Their moves are more hostile to open source, but it has a similar goal to Valve: make and own the entire vertical stack. And now with M1, they can converge that and more or less launch IOS and Mac devices on the same chips. That's why the IPhone 15 is running pretty modern games.
I'm here to inform you that that ship (with some notable exceptions, such as Baldur's Gate 3 releasing on Macs today, I think, which is FANTASTIC) has more or less sailed. Tim Cook is neither a programmer, nor a gamer, nor an open-source advocate, and every move Apple makes and has made since he took the helm shows where his priorities lie, and they're not in the AAA gaming market (and additionally, they're starting to be open-source-developer-hostile, IMHO). I think macOS would have achieved a ton more success (it would have basically become a better, more user-friendly Linux) had Apple open-sourced it and simply made Mac hardware the "reference" macOS hardware (between you and me, I also think this move would have instantly garnered Gabe's support), but it's simply not going to be. Apple likes their walled garden and their 30% App Store cut and their iOS-specific lame-games and their proprietary CPU/GPU/SoC architecture that is only being pried open by extremely clever individuals like Asahi Lina https://github.com/asahilina and Alyssa Rosenzweig (with zero help from Apple other than "leaving the door open," essentially... Which, by the way, they can still shut at any time...)
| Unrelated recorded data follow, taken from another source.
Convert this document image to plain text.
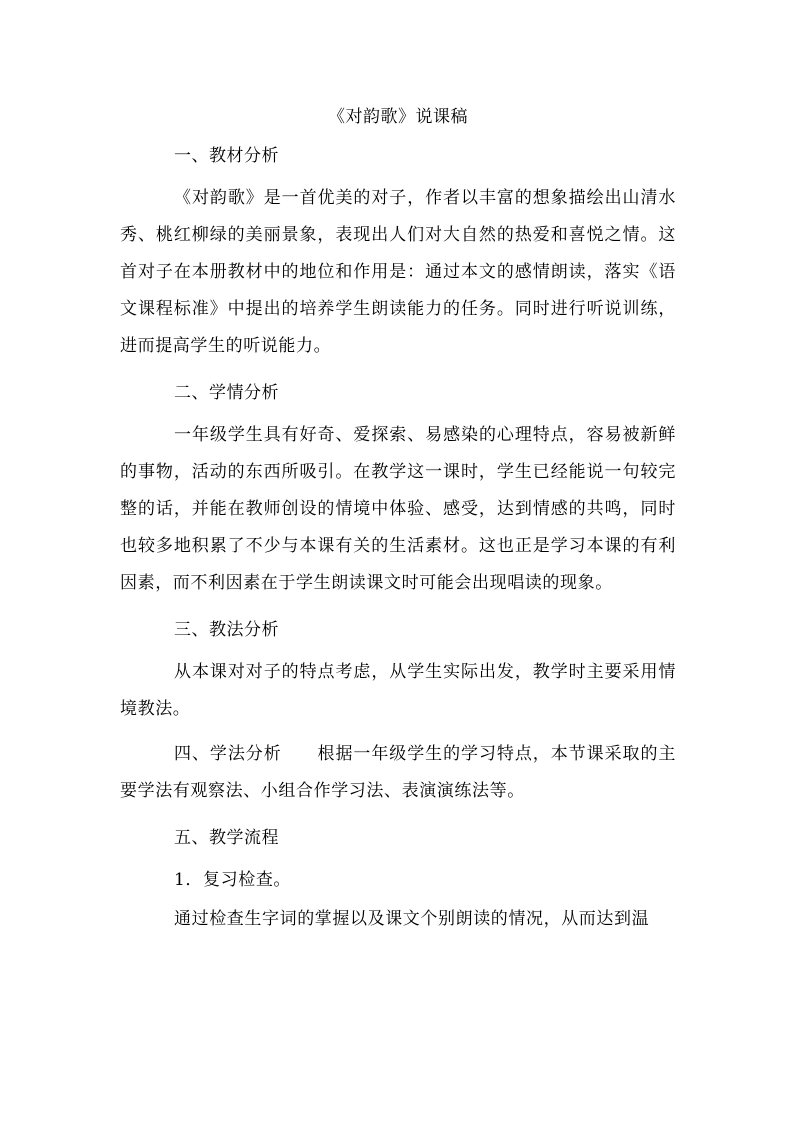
《对韵歌》说课稿
一、教材分析
《对韵歌》是一首优美的对子，作者以丰富的想象描绘出山清水秀、桃红柳绿的美丽景象，表现出人们对大自然的热爱和喜悦之情。这首对子在本册教材中的地位和作用是：通过本文的感情朗读，落实《语文课程标准》中提出的培养学生朗读能力的任务。同时进行听说训练，进而提高学生的听说能力。
二、学情分析
一年级学生具有好奇、爱探索、易感染的心理特点，容易被新鲜的事物，活动的东西所吸引。在教学这一课时，学生已经能说一句较完整的话，并能在教师创设的情境中体验、感受，达到情感的共鸣，同时也较多地积累了不少与本课有关的生活素材。这也正是学习本课的有利因素，而不利因素在于学生朗读课文时可能会出现唱读的现象。
三、教法分析
从本课对对子的特点考虑，从学生实际出发，教学时主要采用情境教法。
四、学法分析　　根据一年级学生的学习特点，本节课采取的主要学法有观察法、小组合作学习法、表演演练法等。
五、教学流程
1．复习检查。
通过检查生字词的掌握以及课文个别朗读的情况，从而达到温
I've become more of a Linux fan over the years but only after I found NixOS- which unfortunately has kind of a steep learning curve. The reason why I couldn't use Linux as a daily driver until NixOS is that Linux's huge customizability (and my need to experiment and explore!) also lead directly to huge opportunities to brick your system or just break things in general (which happened again, and again, and again for me, across many distros such as Ubuntu, Arch, Manjaro, Pop_OS, etc.). Linux is thus like a hugely customizable sports car without brakes or safety belts. NixOS gives you both of those, so you get to fly with the sports car, enjoy all the customizability, but if anything goes wrong (which it rarely does, thanks to NixOS's architecture), you can instantly roll back to any prior version of the OS and its declaratively-installed apps and configs. It's the best of all worlds, currently, completely open-source, but the learning curve is still too steep for most. (I have hope that a NixOS-derived more-user-friendly distro like https://snowflakeos.org/ may help here, but it will take time.)
In parallel with that, gaming on Linux became "viable" (modding is still tougher than on Windows, but that will eventually be easier too) thanks to Valve's Proton efforts.